Também a palavra “doença”, registro mais genérico, é muito utilizada como substituta do termo AIDS. Isso pode ser visto, por exemplo, no título do livro do Jean-Claude Bernardet, A doença: uma experiência e ou na enfermidade misteriosa que acomete o protagonista de Vinho da noite, de Caique Ferreira. Referências aos medicamentos também aparecem com alguma frequência nos textos literários sobre o tema. É comum vermos menções ao AZT (azidotimidina), à zidovudina ou aos hiperônimos. Esses últimos são muito comuns na “literatura pós-coquetel, sobre a qual escrevi em post anterior.

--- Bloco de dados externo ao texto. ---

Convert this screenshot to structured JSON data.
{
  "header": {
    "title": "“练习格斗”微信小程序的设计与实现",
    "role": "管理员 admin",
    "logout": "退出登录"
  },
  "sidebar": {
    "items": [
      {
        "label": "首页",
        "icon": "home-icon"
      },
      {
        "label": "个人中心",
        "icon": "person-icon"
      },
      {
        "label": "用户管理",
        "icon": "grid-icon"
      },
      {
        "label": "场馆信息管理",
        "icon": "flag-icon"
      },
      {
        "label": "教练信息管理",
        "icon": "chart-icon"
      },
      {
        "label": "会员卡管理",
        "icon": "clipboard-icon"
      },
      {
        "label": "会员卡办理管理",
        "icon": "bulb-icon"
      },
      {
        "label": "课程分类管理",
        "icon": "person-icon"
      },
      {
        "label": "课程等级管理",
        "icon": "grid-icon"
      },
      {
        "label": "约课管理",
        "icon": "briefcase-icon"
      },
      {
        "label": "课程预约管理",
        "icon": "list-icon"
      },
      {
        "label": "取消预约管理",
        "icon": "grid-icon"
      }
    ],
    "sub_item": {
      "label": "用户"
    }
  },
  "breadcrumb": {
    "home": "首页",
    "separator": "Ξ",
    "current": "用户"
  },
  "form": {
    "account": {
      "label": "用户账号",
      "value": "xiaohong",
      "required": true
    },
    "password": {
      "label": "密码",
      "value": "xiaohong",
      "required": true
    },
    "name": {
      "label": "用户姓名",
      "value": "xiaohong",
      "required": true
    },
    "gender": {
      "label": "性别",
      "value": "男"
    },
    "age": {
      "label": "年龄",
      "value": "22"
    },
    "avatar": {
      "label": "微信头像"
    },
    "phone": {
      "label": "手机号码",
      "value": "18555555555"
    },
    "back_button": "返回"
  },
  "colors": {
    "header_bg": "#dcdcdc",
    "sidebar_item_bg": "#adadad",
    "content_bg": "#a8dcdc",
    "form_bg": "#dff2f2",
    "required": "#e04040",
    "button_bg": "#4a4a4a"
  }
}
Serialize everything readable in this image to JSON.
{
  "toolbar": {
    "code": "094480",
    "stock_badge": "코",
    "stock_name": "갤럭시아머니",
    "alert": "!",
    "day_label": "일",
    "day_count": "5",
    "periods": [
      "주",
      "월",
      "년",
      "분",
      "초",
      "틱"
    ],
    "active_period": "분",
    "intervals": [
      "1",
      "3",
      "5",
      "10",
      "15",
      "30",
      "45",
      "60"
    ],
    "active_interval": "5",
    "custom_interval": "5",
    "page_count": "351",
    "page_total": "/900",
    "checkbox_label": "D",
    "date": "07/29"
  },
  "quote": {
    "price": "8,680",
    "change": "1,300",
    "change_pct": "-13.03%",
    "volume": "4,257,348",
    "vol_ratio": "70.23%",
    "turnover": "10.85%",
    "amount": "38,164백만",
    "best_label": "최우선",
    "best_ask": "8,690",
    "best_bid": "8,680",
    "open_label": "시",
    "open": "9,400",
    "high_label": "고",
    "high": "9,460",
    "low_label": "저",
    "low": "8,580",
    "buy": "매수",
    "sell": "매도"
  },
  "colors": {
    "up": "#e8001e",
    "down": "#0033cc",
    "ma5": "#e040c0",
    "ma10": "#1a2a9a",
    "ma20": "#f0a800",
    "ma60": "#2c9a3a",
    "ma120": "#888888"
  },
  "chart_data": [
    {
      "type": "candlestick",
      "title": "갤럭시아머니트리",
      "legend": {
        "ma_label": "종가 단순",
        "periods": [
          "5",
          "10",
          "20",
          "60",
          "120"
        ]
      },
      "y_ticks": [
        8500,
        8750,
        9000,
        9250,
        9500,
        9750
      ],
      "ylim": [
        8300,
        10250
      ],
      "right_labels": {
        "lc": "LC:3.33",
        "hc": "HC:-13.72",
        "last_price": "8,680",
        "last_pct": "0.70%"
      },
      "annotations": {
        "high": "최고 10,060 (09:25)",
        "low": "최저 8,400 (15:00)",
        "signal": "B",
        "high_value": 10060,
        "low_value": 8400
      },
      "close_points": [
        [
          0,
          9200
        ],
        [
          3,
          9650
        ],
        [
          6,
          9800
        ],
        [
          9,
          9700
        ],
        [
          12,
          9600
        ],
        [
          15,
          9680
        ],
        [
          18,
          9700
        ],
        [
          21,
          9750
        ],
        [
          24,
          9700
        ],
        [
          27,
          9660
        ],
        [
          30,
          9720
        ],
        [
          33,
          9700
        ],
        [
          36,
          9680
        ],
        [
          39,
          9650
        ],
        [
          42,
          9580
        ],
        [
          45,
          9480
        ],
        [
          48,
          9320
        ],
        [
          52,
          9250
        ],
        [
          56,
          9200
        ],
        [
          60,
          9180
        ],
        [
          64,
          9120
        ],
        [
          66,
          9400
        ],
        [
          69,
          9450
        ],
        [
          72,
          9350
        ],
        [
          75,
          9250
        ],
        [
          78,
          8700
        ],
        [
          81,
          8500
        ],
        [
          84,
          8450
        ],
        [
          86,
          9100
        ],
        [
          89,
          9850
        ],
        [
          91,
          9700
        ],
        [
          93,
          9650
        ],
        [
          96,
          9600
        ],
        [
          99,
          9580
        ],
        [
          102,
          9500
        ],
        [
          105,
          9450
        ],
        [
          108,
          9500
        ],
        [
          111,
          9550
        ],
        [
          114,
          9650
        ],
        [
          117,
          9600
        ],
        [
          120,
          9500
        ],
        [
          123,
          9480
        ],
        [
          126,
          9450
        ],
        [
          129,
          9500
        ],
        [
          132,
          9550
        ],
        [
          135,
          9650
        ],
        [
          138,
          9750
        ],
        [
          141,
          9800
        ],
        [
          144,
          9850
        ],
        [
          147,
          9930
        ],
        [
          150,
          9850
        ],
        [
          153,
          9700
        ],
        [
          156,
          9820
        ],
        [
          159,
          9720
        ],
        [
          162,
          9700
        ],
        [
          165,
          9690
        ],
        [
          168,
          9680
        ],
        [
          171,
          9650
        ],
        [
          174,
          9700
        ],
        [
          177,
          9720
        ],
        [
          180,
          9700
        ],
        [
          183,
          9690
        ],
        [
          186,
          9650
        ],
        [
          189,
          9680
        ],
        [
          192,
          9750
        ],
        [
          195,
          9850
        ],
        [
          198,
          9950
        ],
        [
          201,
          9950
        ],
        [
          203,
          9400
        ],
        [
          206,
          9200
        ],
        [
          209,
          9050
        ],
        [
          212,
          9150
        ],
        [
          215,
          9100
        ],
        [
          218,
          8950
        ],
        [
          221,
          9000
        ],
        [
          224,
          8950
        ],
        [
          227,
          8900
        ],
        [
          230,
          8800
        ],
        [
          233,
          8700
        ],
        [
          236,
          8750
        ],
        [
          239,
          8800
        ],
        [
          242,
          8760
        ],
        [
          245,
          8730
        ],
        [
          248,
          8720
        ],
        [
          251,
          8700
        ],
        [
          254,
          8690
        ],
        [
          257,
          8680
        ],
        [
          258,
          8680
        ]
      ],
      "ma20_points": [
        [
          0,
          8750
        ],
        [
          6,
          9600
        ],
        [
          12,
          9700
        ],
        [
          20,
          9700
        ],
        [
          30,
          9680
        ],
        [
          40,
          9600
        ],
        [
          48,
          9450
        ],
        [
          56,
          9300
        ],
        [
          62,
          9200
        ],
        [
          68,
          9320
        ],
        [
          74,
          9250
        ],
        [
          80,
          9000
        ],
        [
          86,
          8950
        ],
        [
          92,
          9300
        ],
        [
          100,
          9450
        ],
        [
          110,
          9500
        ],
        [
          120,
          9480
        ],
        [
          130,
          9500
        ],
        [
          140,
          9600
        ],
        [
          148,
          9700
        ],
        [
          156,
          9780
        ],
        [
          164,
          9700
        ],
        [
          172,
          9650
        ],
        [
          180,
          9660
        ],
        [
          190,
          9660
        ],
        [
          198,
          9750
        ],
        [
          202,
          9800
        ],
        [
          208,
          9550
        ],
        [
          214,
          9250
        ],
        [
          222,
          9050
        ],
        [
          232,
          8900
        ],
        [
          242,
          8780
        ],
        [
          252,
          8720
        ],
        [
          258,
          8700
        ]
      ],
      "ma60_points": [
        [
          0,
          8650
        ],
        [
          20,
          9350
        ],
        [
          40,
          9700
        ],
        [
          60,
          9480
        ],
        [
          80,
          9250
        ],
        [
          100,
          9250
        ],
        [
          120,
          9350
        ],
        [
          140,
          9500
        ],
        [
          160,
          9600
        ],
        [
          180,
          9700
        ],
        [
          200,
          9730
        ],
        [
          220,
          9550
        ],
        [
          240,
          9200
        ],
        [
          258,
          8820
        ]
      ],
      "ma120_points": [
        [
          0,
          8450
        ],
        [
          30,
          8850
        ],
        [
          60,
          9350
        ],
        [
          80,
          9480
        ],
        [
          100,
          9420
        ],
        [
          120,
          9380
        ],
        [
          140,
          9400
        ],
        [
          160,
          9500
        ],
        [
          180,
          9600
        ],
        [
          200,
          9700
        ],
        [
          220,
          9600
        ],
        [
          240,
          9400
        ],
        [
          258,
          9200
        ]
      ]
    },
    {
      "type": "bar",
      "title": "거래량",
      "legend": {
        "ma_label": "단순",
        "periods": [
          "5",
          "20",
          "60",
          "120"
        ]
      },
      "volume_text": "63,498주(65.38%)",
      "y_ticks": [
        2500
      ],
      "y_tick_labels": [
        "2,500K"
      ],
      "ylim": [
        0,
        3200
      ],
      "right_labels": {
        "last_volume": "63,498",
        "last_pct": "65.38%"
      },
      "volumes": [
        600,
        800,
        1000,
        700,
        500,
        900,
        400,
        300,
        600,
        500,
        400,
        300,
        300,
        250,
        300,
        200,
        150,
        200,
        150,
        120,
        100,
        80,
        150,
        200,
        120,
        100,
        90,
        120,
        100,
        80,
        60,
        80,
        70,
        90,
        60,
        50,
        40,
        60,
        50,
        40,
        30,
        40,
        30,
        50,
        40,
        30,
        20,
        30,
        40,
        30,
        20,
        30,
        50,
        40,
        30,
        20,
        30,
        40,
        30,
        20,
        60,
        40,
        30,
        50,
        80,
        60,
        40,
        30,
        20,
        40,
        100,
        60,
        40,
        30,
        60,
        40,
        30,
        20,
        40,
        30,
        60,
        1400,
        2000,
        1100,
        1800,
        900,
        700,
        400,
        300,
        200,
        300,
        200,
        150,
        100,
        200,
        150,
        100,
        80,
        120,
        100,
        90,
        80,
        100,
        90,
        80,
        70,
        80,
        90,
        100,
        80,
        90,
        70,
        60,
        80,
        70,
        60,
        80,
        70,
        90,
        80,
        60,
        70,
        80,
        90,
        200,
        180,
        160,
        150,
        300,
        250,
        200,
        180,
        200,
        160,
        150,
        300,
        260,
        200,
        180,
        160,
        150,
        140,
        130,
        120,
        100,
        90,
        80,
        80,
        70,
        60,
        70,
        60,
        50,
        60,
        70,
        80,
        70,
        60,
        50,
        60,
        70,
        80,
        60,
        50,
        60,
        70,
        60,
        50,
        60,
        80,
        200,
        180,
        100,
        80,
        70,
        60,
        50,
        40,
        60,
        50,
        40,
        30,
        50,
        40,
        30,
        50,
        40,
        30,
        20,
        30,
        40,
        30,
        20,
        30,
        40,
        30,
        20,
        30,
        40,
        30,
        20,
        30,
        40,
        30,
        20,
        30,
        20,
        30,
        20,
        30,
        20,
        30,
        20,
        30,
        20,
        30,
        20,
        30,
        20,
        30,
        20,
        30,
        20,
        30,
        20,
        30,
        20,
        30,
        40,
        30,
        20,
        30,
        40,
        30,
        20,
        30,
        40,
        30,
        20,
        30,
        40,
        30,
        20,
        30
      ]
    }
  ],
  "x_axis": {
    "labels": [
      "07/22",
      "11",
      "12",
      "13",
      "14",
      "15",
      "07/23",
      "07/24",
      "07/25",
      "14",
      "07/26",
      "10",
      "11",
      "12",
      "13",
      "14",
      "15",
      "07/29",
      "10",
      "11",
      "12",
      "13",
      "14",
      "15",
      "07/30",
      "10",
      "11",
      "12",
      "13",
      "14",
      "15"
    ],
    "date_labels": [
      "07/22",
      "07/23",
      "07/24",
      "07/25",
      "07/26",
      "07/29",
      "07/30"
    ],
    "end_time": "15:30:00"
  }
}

Embora seja comum a associação entre os dois termos,  HIV/AIDS, com o desenvolvimento de tratamentos mais efetivos, a infecção não necessariamente leva à doença. Mas nas formas ficcionais, o diagnóstico positivo para a presença de HIV costuma ser o ponto de partida para desdobramentos da trama e mais especificamente para a identidade do personagem portador do vírus.

Já a doença, grafada muitas vezes como Aids ou aids, foi a forma primeira como o tema efetivamente apareceu na literatura. Por que me interessa tanto observar essas pequenas nuances no modo de nomear a doença? Mesmo que seja possível constatar nas produções literárias um certo arrefecimento das representações da doença desde a descoberta de um tratamento eficaz pela biomedicina, vale a pena explorar o próprio uso das formas de nomear a AIDS como uma espécie de metáfora para representá-la.